Una de sus protestas más sonadas fue un escrache al expresidente español José Luis Rodríguez Zapatero, al que consideran "amigo de Maduro" y sobre el que dicen que “ha perdido una oportunidad histórica de fomentar el diálogo”, en palabras de Elizabeth.

También lamentan que solo el PP y Ciudadanos, partidos de los que dicen no sentirse próximos, apoyen declaraciones como la firmada el pasado 31 de mayo, a la que denominaron “Declaración de Barcelona por el respeto a los Derechos Humanos en Venezuela”. Además de los cuatro colectivos entrevistados, se sumaron a aquella declaración alrededor de una decena de entidades como la Asociación Catalano Venezolana (ASOCAVEN), Venezuelan Press o Venmundo Cataluña. Asistieron 200 personas que llenaron el salón de actos.  

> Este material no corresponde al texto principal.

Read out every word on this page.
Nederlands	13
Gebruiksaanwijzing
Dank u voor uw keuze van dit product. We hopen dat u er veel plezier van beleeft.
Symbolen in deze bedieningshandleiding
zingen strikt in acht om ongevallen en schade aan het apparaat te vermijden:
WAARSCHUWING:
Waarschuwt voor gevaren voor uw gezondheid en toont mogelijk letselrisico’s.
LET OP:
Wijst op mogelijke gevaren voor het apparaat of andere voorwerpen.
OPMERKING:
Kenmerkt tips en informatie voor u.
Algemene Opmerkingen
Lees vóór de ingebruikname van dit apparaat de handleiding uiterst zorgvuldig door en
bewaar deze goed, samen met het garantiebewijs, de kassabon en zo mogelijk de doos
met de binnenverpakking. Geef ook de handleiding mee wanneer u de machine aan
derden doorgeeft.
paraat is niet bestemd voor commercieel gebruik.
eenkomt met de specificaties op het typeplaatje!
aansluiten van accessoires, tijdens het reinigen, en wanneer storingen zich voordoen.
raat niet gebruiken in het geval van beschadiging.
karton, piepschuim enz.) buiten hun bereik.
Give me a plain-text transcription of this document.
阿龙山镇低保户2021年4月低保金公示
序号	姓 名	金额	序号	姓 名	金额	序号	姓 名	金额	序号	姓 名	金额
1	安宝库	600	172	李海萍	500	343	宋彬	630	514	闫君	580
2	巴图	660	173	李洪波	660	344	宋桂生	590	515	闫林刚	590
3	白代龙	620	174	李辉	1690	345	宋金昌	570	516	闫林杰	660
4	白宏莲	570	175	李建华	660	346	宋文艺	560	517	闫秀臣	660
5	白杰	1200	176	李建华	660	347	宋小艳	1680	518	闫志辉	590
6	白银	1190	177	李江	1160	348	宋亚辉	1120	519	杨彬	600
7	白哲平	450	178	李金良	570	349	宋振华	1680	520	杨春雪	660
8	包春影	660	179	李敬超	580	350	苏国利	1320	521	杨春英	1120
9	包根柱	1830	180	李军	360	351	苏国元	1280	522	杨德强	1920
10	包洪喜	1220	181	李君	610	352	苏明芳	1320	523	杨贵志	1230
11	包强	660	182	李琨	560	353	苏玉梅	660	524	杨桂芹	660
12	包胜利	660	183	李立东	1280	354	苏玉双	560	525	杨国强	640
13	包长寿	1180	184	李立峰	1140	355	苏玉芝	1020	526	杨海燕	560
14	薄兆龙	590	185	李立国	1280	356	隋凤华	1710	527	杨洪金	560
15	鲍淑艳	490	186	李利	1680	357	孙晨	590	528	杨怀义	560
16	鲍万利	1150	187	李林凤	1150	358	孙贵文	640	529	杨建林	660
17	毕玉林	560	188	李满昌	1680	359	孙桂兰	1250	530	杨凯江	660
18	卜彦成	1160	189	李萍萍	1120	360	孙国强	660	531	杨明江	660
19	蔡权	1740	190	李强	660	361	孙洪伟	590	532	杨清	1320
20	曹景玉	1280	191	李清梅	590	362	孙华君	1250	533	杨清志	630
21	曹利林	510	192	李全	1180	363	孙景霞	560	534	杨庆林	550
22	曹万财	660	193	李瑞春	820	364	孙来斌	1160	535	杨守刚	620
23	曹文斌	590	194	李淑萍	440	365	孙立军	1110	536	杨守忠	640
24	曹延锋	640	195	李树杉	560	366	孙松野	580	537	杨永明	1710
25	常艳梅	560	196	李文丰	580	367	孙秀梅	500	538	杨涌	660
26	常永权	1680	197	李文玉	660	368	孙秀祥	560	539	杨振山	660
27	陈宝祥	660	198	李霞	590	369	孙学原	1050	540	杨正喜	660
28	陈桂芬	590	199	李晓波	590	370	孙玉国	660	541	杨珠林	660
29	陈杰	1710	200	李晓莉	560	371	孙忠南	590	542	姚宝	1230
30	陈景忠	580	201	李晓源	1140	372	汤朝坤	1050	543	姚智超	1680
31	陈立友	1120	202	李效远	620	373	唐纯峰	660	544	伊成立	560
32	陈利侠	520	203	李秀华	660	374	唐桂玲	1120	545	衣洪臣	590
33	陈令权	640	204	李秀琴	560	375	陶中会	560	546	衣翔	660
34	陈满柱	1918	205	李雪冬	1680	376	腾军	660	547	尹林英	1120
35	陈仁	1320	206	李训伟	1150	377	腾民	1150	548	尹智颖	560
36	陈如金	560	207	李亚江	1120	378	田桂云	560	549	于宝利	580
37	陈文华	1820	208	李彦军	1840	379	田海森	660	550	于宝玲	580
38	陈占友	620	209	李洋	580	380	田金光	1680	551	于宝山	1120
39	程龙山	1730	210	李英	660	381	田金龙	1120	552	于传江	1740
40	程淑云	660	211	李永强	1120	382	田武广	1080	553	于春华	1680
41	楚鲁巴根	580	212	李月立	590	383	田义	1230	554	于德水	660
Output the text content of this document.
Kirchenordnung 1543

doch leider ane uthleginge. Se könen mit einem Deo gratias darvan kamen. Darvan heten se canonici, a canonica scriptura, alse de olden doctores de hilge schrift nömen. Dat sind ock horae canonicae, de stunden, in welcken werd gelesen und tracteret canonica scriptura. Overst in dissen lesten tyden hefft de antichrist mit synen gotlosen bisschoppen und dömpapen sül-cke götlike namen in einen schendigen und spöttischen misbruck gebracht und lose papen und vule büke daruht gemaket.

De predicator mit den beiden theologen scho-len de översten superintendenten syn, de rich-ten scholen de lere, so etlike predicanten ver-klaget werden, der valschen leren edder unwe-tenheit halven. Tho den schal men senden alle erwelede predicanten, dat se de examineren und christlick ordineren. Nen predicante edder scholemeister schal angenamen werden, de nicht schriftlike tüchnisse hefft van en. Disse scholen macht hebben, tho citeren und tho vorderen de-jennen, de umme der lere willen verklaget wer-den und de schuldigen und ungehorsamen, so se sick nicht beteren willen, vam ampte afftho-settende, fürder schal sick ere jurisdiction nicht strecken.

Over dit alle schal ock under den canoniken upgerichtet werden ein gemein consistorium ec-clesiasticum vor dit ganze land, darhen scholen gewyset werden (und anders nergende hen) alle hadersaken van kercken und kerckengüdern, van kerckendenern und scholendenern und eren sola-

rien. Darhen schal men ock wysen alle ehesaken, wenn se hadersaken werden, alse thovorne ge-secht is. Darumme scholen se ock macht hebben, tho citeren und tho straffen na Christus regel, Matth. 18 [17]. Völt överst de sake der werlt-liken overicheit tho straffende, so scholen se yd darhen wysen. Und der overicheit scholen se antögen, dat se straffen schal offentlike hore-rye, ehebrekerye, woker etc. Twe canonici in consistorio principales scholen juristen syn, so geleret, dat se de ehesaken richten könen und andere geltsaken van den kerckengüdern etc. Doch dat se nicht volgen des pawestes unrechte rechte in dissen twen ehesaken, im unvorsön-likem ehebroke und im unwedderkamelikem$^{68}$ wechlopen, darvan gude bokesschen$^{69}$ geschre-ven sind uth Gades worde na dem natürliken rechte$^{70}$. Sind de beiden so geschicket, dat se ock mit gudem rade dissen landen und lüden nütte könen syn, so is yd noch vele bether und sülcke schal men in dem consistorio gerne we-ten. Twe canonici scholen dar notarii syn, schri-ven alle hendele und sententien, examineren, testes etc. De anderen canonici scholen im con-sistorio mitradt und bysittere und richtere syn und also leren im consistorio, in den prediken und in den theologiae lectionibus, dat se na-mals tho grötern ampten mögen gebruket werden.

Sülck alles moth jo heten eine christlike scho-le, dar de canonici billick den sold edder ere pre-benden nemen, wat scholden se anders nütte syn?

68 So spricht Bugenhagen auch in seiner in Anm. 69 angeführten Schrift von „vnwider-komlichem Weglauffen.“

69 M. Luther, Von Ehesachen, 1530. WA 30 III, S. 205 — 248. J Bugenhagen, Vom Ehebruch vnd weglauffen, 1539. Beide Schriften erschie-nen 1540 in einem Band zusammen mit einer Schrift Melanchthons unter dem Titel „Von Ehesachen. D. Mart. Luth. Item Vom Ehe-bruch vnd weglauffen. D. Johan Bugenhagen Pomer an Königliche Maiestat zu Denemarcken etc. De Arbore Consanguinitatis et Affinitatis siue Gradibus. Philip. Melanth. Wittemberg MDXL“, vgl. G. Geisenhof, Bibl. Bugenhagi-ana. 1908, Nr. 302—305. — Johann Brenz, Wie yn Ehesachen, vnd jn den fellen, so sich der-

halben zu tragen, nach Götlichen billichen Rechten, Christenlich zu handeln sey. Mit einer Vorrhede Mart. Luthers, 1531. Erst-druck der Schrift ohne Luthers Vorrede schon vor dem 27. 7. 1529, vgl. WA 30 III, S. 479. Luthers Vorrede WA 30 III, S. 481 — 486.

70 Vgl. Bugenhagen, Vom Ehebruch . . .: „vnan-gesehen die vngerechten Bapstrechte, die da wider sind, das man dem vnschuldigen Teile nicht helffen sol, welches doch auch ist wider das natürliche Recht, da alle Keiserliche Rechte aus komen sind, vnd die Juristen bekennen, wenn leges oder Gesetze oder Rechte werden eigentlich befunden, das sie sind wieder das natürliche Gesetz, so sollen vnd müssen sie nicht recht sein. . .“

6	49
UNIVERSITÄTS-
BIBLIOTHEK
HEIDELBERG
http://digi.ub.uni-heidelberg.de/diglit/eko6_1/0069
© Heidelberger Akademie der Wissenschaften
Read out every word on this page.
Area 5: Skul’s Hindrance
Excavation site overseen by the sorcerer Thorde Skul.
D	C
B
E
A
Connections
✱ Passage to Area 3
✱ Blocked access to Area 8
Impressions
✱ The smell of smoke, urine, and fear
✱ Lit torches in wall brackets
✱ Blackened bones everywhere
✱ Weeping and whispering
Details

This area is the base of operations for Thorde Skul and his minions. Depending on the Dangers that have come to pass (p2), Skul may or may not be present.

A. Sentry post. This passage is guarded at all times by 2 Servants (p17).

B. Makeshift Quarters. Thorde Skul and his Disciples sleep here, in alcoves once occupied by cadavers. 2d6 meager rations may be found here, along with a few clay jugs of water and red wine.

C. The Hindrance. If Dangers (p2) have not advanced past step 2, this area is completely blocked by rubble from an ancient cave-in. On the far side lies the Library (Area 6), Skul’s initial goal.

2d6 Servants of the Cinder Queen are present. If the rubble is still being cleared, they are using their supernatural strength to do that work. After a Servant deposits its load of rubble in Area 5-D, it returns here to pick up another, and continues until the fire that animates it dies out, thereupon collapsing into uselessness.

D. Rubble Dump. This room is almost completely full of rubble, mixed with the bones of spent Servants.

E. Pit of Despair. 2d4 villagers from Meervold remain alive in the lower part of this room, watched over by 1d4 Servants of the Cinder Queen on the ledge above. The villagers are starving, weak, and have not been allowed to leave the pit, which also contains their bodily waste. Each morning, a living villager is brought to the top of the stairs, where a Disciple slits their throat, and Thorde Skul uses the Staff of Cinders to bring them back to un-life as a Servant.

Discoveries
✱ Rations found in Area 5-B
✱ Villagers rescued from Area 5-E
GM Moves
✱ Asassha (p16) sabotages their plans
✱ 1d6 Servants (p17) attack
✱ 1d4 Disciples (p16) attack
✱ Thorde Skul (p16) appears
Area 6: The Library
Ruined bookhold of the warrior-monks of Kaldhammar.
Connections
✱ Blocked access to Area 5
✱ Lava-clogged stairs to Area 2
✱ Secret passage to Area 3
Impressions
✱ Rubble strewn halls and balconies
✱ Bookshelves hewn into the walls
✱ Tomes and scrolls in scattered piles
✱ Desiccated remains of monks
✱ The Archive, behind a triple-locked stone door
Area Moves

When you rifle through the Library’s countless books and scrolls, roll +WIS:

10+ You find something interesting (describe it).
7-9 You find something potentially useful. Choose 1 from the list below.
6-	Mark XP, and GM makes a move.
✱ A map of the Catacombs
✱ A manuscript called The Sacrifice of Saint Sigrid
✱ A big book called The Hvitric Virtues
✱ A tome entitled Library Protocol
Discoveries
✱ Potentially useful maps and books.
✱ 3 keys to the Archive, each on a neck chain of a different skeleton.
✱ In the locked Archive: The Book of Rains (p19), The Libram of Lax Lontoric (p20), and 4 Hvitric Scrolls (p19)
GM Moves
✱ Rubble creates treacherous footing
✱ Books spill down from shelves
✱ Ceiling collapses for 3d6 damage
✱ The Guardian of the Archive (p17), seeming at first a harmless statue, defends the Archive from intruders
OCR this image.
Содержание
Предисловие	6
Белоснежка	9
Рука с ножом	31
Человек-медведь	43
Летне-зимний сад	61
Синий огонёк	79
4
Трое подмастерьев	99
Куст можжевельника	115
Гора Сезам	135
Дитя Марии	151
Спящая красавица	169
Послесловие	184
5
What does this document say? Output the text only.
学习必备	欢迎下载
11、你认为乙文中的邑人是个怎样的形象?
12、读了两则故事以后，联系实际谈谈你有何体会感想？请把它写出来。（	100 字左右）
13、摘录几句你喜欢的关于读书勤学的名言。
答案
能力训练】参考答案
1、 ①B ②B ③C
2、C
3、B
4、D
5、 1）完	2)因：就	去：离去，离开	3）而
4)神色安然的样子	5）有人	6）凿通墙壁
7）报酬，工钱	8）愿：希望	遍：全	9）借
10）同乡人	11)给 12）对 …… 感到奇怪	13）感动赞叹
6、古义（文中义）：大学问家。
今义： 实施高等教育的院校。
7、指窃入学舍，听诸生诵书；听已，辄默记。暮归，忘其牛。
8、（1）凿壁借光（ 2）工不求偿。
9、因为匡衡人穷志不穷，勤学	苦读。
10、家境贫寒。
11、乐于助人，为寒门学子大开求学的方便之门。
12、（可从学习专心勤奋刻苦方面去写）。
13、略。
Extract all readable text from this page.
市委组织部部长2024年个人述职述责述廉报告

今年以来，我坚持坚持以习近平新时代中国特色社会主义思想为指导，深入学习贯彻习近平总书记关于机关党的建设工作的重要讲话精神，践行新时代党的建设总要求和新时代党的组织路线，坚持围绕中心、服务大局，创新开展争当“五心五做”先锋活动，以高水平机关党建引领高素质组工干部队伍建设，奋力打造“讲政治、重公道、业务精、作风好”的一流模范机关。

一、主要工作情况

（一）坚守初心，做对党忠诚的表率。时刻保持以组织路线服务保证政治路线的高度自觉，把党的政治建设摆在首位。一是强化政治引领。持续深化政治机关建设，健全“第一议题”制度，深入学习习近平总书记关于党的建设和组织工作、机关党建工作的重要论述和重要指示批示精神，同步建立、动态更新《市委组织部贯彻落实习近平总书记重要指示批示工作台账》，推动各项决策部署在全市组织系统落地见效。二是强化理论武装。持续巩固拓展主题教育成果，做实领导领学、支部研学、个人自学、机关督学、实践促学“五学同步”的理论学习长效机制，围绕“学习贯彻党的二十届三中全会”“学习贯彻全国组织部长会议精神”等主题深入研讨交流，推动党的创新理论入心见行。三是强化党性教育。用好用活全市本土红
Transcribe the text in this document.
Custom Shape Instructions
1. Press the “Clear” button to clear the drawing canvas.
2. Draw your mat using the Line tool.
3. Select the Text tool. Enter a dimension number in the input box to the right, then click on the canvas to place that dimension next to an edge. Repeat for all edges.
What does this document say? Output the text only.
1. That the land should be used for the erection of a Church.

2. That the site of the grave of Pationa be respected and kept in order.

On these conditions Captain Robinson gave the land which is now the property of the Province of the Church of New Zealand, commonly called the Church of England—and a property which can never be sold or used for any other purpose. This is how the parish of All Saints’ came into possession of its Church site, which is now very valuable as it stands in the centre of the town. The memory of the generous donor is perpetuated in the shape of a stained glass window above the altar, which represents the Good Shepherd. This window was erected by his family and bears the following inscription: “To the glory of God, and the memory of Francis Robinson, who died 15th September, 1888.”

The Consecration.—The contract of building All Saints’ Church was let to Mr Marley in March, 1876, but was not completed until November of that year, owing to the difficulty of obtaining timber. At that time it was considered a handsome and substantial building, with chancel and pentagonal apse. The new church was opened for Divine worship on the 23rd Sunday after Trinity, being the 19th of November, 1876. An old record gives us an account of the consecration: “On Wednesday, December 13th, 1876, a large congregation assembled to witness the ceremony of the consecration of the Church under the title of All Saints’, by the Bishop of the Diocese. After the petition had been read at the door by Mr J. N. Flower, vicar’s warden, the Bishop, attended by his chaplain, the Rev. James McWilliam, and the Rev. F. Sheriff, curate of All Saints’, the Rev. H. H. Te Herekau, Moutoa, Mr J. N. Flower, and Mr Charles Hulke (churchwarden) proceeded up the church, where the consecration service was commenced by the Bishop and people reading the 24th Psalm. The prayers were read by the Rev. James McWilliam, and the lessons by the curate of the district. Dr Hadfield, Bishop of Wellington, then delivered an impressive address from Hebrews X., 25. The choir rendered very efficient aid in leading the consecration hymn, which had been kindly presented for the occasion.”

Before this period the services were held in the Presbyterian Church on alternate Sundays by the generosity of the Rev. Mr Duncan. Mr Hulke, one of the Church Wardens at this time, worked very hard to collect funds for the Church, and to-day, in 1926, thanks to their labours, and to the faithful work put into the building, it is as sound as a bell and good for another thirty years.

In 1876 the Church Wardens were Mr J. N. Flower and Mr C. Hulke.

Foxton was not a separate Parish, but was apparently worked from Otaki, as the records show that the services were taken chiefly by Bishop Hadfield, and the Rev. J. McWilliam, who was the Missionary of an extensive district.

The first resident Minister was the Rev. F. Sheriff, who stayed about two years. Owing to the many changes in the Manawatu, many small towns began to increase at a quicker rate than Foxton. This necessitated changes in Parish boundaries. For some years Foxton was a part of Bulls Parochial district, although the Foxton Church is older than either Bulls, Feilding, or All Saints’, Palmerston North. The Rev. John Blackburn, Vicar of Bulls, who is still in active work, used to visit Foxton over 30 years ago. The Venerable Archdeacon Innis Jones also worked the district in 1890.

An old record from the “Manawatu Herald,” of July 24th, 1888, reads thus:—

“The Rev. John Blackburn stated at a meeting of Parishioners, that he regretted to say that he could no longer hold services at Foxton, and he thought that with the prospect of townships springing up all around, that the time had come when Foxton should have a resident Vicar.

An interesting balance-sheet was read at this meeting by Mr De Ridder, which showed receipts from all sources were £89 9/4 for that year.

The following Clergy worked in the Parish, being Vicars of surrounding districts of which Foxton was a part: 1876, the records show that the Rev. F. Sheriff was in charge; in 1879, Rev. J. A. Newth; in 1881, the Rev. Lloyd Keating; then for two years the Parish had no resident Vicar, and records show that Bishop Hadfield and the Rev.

“No entiendo por qué cuando me quejo de que no llegan medicamentos o de la violencia contra los manifestantes me llaman ‘facha’ en España, si yo soy ecologista”, lamenta David Díaz. "A nosotros nos paga la CIA", remata con ironía Elizabeth.

En algunos actos, "pequeños grupos de izquierdistas radicales" han intentado boicotearlos señalando la deriva "golpista" de los líderes opositores y recordando las atrocidades perpetradas por los gobiernos de derecha entre el 58 y el 98. En ese período murieron 10.000 personas por la represión, según un informe de la Comisión de la Justicia y la Verdad presentado el pasado mes de marzo.

Quien presidía la Comisión es la Fiscal General del Estado Luisa Ortega, chavista que se ha convertido en enemigo del régimen de Maduro al denunciar los abusos policiales en unas protestas que han dejado ya 80 muertos desde que arrancaron por la anulación de la mayormente opositora Asamblea Nacional. Este ejemplo refleja que no hay que ser un imperialista para criticar a un gobierno que viola sistemáticamente los derechos humanos.